Claire Gantet montre une facette originale de la guerre de Trente Ans, qui devient une guerre d’entrepreneurs, avec notamment la figure emblématique d’Albrecht von Wallenstein, qui acquiert un rôle de première importance en devenant un des rares nobles de Bohême à seconder les Habsbourg après la Défenestration de Prague du 23 mai 1618. Wallenstein est nommé chef suprême de toutes les troupes impériales en avril 1625. Les armées ont une présence inédite en raison de la longueur de la guerre et de l’ampleur des ponctions qu’elles opèrent au gré des contributions instaurées par Wallenstein, puis adoptées par tous les belligérants.

La défaite des princes protestants à la Montagne Blanche menace l’équilibre politique dans l’Empire d’autant que nombre d’entre eux comptaient sur le soutien de la France. La France se déclare prête à soutenir le roi de Danemark financièrement pour une intervention dans le Saint-Empire, ce qui ne l’empêche pas de réprimer les protestants en France même.

Le Danemark n’intervient pas en tant que tel dans la guerre de Trente Ans, mais seulement son roi, sans le soutien de son royaume, en tant que duc de Holstein-Segeberg (et à ce titre Etat d’Empire) et membre du Cercle de Basse-Saxe. L’intervention danoise (1625-1626) est un fiasco, la moitié de son armée étant tuée ou capturée. Christian IV doit négocier avec l’empereur.
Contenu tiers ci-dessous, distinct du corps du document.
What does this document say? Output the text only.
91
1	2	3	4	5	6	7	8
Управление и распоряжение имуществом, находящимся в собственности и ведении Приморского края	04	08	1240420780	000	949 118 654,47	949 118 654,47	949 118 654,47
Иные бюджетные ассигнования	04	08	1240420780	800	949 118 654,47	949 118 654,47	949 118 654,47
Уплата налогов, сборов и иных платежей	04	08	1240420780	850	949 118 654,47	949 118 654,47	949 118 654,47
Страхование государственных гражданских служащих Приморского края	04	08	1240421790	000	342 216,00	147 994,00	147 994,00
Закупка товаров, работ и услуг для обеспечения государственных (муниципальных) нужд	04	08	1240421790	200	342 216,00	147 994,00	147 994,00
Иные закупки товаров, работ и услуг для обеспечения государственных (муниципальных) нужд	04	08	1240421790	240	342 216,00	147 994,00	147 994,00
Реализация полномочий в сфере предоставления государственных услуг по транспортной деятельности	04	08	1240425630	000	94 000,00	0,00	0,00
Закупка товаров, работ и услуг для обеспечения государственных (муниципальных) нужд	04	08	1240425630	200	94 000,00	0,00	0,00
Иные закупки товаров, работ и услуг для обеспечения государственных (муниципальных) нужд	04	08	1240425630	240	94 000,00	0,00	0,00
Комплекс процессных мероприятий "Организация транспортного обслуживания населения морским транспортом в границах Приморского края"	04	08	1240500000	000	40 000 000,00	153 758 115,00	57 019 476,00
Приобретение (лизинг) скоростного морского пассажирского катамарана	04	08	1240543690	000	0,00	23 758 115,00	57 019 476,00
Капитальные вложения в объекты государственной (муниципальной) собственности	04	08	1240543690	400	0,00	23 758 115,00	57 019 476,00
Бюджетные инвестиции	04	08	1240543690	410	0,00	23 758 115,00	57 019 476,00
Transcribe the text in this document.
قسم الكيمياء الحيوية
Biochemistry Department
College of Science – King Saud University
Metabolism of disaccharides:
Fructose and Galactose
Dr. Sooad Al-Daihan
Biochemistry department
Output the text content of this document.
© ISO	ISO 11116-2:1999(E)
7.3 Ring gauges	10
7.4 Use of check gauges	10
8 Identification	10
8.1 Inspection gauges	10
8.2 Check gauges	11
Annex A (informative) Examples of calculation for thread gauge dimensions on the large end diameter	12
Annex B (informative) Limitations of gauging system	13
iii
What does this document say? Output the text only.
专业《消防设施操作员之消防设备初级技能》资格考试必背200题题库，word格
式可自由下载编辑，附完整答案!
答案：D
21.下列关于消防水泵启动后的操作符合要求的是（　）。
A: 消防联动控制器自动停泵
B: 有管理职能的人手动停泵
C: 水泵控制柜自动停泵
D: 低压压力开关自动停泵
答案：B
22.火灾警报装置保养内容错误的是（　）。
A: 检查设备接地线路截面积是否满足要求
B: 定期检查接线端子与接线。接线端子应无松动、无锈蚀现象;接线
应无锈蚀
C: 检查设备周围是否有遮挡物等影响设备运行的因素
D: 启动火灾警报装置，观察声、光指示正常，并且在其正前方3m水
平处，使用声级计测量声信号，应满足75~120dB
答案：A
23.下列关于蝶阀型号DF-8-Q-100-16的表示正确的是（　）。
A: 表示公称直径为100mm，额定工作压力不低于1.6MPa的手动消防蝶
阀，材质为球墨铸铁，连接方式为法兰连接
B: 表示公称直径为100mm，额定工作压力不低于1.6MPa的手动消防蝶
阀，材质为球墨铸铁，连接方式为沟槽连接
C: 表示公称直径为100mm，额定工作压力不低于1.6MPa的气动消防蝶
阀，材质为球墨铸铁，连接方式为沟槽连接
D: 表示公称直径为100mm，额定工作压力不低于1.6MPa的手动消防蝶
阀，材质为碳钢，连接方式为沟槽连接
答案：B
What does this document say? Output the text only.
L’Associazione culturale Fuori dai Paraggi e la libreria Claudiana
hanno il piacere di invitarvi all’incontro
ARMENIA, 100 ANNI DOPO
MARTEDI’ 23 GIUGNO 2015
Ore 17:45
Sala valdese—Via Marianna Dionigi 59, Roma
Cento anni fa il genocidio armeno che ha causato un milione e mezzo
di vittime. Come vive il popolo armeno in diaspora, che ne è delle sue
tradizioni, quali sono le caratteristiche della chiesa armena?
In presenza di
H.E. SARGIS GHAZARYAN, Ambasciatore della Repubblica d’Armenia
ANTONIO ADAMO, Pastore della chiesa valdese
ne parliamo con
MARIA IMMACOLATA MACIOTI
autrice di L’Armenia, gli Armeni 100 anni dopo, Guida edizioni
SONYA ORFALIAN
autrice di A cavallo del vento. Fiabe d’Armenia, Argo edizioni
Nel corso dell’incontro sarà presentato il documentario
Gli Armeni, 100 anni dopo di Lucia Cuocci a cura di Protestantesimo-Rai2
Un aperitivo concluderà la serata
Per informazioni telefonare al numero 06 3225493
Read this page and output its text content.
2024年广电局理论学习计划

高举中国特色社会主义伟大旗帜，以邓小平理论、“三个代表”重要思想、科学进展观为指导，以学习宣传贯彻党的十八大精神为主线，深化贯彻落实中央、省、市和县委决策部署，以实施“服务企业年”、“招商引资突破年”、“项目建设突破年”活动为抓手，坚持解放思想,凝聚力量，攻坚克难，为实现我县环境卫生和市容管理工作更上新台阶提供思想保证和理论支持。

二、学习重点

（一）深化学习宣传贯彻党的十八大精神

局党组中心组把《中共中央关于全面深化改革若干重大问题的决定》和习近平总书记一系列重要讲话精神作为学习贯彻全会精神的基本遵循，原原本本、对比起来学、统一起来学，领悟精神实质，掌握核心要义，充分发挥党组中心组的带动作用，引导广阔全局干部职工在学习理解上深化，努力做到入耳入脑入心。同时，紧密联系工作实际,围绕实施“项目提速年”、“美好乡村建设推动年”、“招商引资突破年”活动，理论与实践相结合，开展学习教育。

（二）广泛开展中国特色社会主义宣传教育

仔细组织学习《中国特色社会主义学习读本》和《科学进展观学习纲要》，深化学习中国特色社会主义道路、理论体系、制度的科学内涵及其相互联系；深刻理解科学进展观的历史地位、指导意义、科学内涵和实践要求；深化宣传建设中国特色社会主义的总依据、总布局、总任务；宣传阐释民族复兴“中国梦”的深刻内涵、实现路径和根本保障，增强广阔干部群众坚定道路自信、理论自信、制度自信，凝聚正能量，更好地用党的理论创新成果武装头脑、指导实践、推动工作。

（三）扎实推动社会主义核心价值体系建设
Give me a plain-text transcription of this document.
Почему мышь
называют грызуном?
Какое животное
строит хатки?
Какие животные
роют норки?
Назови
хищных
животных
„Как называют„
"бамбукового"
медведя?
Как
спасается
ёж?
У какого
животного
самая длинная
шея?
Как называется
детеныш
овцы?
Claire Gantet souligne le fait que, malgré son intense religiosité et les nombreux théologiens qui l’influencent, Ferdinand II n’a pas voulu mener une guerre sainte pour anéantir le protestantisme. Cependant, les exactions de l’armée impériale et les lourdes contributions de guerre ulcèrent les princes protestants mais aussi catholiques. On craint que Ferdinand II et Wallenstein ne profitent de la guerre pour transformer l’Empire en une monarchie centralisée aux dépens des « libertés » des princes.

Le basculement des années 1629-1631

De nombreux développements sont consacrés à un édit impérial qui relance le débat sur la fonction impériale : l’édit de Restitution (6 mars 1629). Sans entrer ici dans le détail, on peut dire que ce texte constitue une tentative ambitieuse de recouvrer les positions catholiques perdues au profit des protestants dans la seconde moitié du XVIe siècle. Citons parmi les dispositions de cet édit le fait que tous les territoires ecclésiastiques situés dans une principauté territoriale, acquis et sécularisés par des protestants depuis 1552, doivent être restitués aux catholiques.

La publication de cet édit sème la consternation chez les protestants en jetant du côté des « rebelles » des princes restés loyaux. Si l’édit prévoit des commissaires autorisés à lever des soldats impériaux pour parer à toute résistance sur le terrain, il a pour conséquence de souder les protestants tout en s’avérant pratiquement impraticable. L’édit de Restitution peut être considéré comme « une erreur politique majeure et un tournant de la guerre » (p.190).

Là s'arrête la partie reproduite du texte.